Waiting for cold soils or use of a nitrification inhibitor does not guarantee that fall-applied ammonia will be a successful application practice. Warm fall conditions might occur, or warm and wet conditions may occur the next spring (a time period with historically high potential for wet soils and nitrate loss is May through June). However, if you decide to apply anhydrous ammonia in the fall then waiting until soils are cold is better than applying early.
Table 1. Influence of soil temperature on nitrification.
|Temperature Sequence||% Nitrification|
|Continuous at 80°F for 24 days||100|
|12 Days at 80°F-12 days at 40°F||96|
|8 Days at 80°F-8 days at 60°F-8 days at 40°F||74|
|12 Days at 40°F-12 days at 80°F||62|
|Continuous at 60°F for 24 days||59|
|8 Days at 60°F-8 days at 80°F-8 days at 40°F||56|
|8 Days at 40°F-8 days at 60°F-8 days at 80°F||45|
|Continuous at 40°F for 24 days||29|
Ammonium sulfate nitrification after 24 days. Soils held at either constant temperature (80, 60, or 40°F) for 24 days, or the temperature varied (between 80, 60, and 40°F sequences) by 8- or 12-day intervals over the 24 days.
Adapted from Chandra, P. 1962. Note on the effect of shifting temperatures on nitrification in a loam soil.
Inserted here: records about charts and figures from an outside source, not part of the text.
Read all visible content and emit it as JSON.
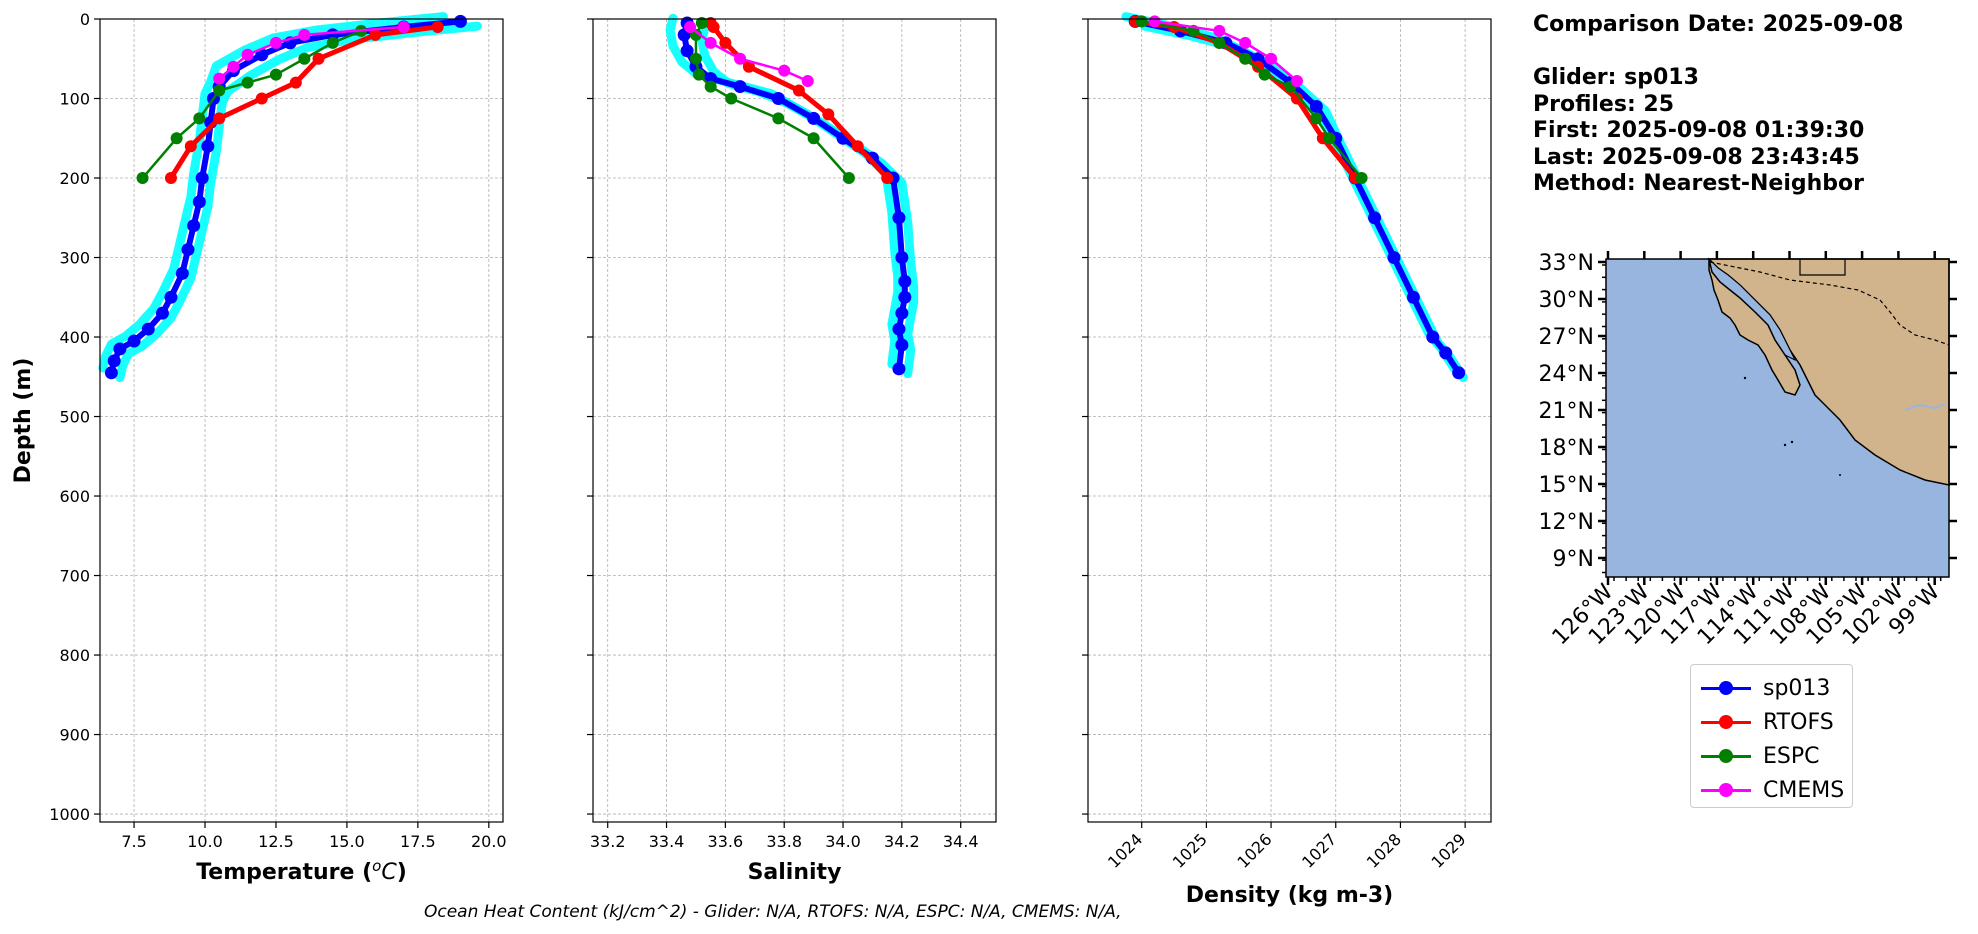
{
  "info": {
    "comparison_date": "Comparison Date: 2025-09-08",
    "glider": "Glider: sp013",
    "profiles": "Profiles: 25",
    "first": "First: 2025-09-08 01:39:30",
    "last": "Last: 2025-09-08 23:43:45",
    "method": "Method: Nearest-Neighbor"
  },
  "footer": "Ocean Heat Content (kJ/cm^2) - Glider: N/A,  RTOFS: N/A,  ESPC: N/A,  CMEMS: N/A,",
  "legend": [
    {
      "name": "sp013",
      "color": "#0000ff"
    },
    {
      "name": "RTOFS",
      "color": "#ff0000"
    },
    {
      "name": "ESPC",
      "color": "#008000"
    },
    {
      "name": "CMEMS",
      "color": "#ff00ff"
    }
  ],
  "colors": {
    "glider_raw": "#00ffff",
    "grid": "#b0b0b0",
    "ocean": "#98b5e0",
    "land": "#d2b48c"
  },
  "chart_data": [
    {
      "type": "line",
      "xlabel": "Temperature ($^oC$)",
      "ylabel": "Depth (m)",
      "xlim": [
        6.3,
        20.5
      ],
      "ylim": [
        1010,
        0
      ],
      "x_ticks": [
        "7.5",
        "10.0",
        "12.5",
        "15.0",
        "17.5",
        "20.0"
      ],
      "x_tick_values": [
        7.5,
        10.0,
        12.5,
        15.0,
        17.5,
        20.0
      ],
      "y_ticks": [
        "0",
        "100",
        "200",
        "300",
        "400",
        "500",
        "600",
        "700",
        "800",
        "900",
        "1000"
      ],
      "y_tick_values": [
        0,
        100,
        200,
        300,
        400,
        500,
        600,
        700,
        800,
        900,
        1000
      ],
      "grid": true,
      "series": [
        {
          "name": "sp013",
          "x": [
            19.0,
            17.0,
            14.5,
            13.0,
            12.0,
            11.0,
            10.5,
            10.3,
            10.2,
            10.1,
            9.9,
            9.8,
            9.6,
            9.4,
            9.2,
            8.8,
            8.5,
            8.0,
            7.5,
            7.0,
            6.8,
            6.7
          ],
          "y": [
            3,
            10,
            20,
            30,
            45,
            65,
            85,
            100,
            130,
            160,
            200,
            230,
            260,
            290,
            320,
            350,
            370,
            390,
            405,
            415,
            430,
            445
          ]
        },
        {
          "name": "RTOFS",
          "x": [
            18.2,
            16.0,
            14.0,
            13.2,
            12.0,
            10.5,
            9.5,
            8.8
          ],
          "y": [
            10,
            20,
            50,
            80,
            100,
            125,
            160,
            200
          ]
        },
        {
          "name": "ESPC",
          "x": [
            15.5,
            14.5,
            13.5,
            12.5,
            11.5,
            10.5,
            9.8,
            9.0,
            7.8
          ],
          "y": [
            15,
            30,
            50,
            70,
            80,
            90,
            125,
            150,
            200
          ]
        },
        {
          "name": "CMEMS",
          "x": [
            17.0,
            13.5,
            12.5,
            11.5,
            11.0,
            10.5
          ],
          "y": [
            10,
            20,
            30,
            45,
            60,
            75
          ]
        }
      ]
    },
    {
      "type": "line",
      "xlabel": "Salinity",
      "xlim": [
        33.15,
        34.52
      ],
      "ylim": [
        1010,
        0
      ],
      "x_ticks": [
        "33.2",
        "33.4",
        "33.6",
        "33.8",
        "34.0",
        "34.2",
        "34.4"
      ],
      "x_tick_values": [
        33.2,
        33.4,
        33.6,
        33.8,
        34.0,
        34.2,
        34.4
      ],
      "grid": true,
      "series": [
        {
          "name": "sp013",
          "x": [
            33.47,
            33.46,
            33.47,
            33.5,
            33.55,
            33.65,
            33.78,
            33.9,
            34.0,
            34.1,
            34.17,
            34.19,
            34.2,
            34.21,
            34.21,
            34.2,
            34.19,
            34.2,
            34.19
          ],
          "y": [
            5,
            20,
            40,
            60,
            75,
            85,
            100,
            125,
            150,
            175,
            200,
            250,
            300,
            330,
            350,
            370,
            390,
            410,
            440
          ]
        },
        {
          "name": "RTOFS",
          "x": [
            33.55,
            33.56,
            33.6,
            33.68,
            33.85,
            33.95,
            34.05,
            34.15
          ],
          "y": [
            5,
            10,
            30,
            60,
            90,
            120,
            160,
            200
          ]
        },
        {
          "name": "ESPC",
          "x": [
            33.52,
            33.5,
            33.5,
            33.51,
            33.55,
            33.62,
            33.78,
            33.9,
            34.02
          ],
          "y": [
            5,
            20,
            50,
            70,
            85,
            100,
            125,
            150,
            200
          ]
        },
        {
          "name": "CMEMS",
          "x": [
            33.48,
            33.55,
            33.65,
            33.8,
            33.88
          ],
          "y": [
            10,
            30,
            50,
            65,
            78
          ]
        }
      ]
    },
    {
      "type": "line",
      "xlabel": "Density (kg m-3)",
      "xlim": [
        1023.17,
        1029.4
      ],
      "ylim": [
        1010,
        0
      ],
      "x_ticks": [
        "1024",
        "1025",
        "1026",
        "1027",
        "1028",
        "1029"
      ],
      "x_tick_values": [
        1024,
        1025,
        1026,
        1027,
        1028,
        1029
      ],
      "grid": true,
      "series": [
        {
          "name": "sp013",
          "x": [
            1023.9,
            1024.6,
            1025.3,
            1025.8,
            1026.3,
            1026.7,
            1027.0,
            1027.3,
            1027.6,
            1027.9,
            1028.2,
            1028.5,
            1028.7,
            1028.9
          ],
          "y": [
            3,
            15,
            30,
            50,
            80,
            110,
            150,
            200,
            250,
            300,
            350,
            400,
            420,
            445
          ]
        },
        {
          "name": "RTOFS",
          "x": [
            1023.9,
            1024.5,
            1025.2,
            1025.8,
            1026.4,
            1026.8,
            1027.3
          ],
          "y": [
            3,
            10,
            30,
            60,
            100,
            150,
            200
          ]
        },
        {
          "name": "ESPC",
          "x": [
            1024.0,
            1024.8,
            1025.2,
            1025.6,
            1025.9,
            1026.3,
            1026.7,
            1026.9,
            1027.4
          ],
          "y": [
            3,
            15,
            30,
            50,
            70,
            85,
            125,
            150,
            200
          ]
        },
        {
          "name": "CMEMS",
          "x": [
            1024.2,
            1025.2,
            1025.6,
            1026.0,
            1026.4
          ],
          "y": [
            3,
            15,
            30,
            50,
            78
          ]
        }
      ]
    }
  ],
  "map": {
    "lat_labels": [
      "33°N",
      "30°N",
      "27°N",
      "24°N",
      "21°N",
      "18°N",
      "15°N",
      "12°N",
      "9°N"
    ],
    "lon_labels": [
      "126°W",
      "123°W",
      "120°W",
      "117°W",
      "114°W",
      "111°W",
      "108°W",
      "105°W",
      "102°W",
      "99°W"
    ]
  }
}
Can. J. Soil Sci. 42:314-315.
Table 2. Example of ammonium remaining from fall anhydrous ammonia application.
|Dec. 8||Apr. 2||May 3|
|Application||Nitrapyrin||% NH4-N Remaining|
|Nov. 7 (>50°F)||No||39||19||3|
|Nov. 18 (<50°F)||No||40||33||7|
Adapted from Sawyer, J.E. 1984. Nitrification of ammonium nitrogen as affected by the time of application, location, temperature, and nitrification inhibitors. M.S. Thesis, Univ. of Illinois, Urbana, IL.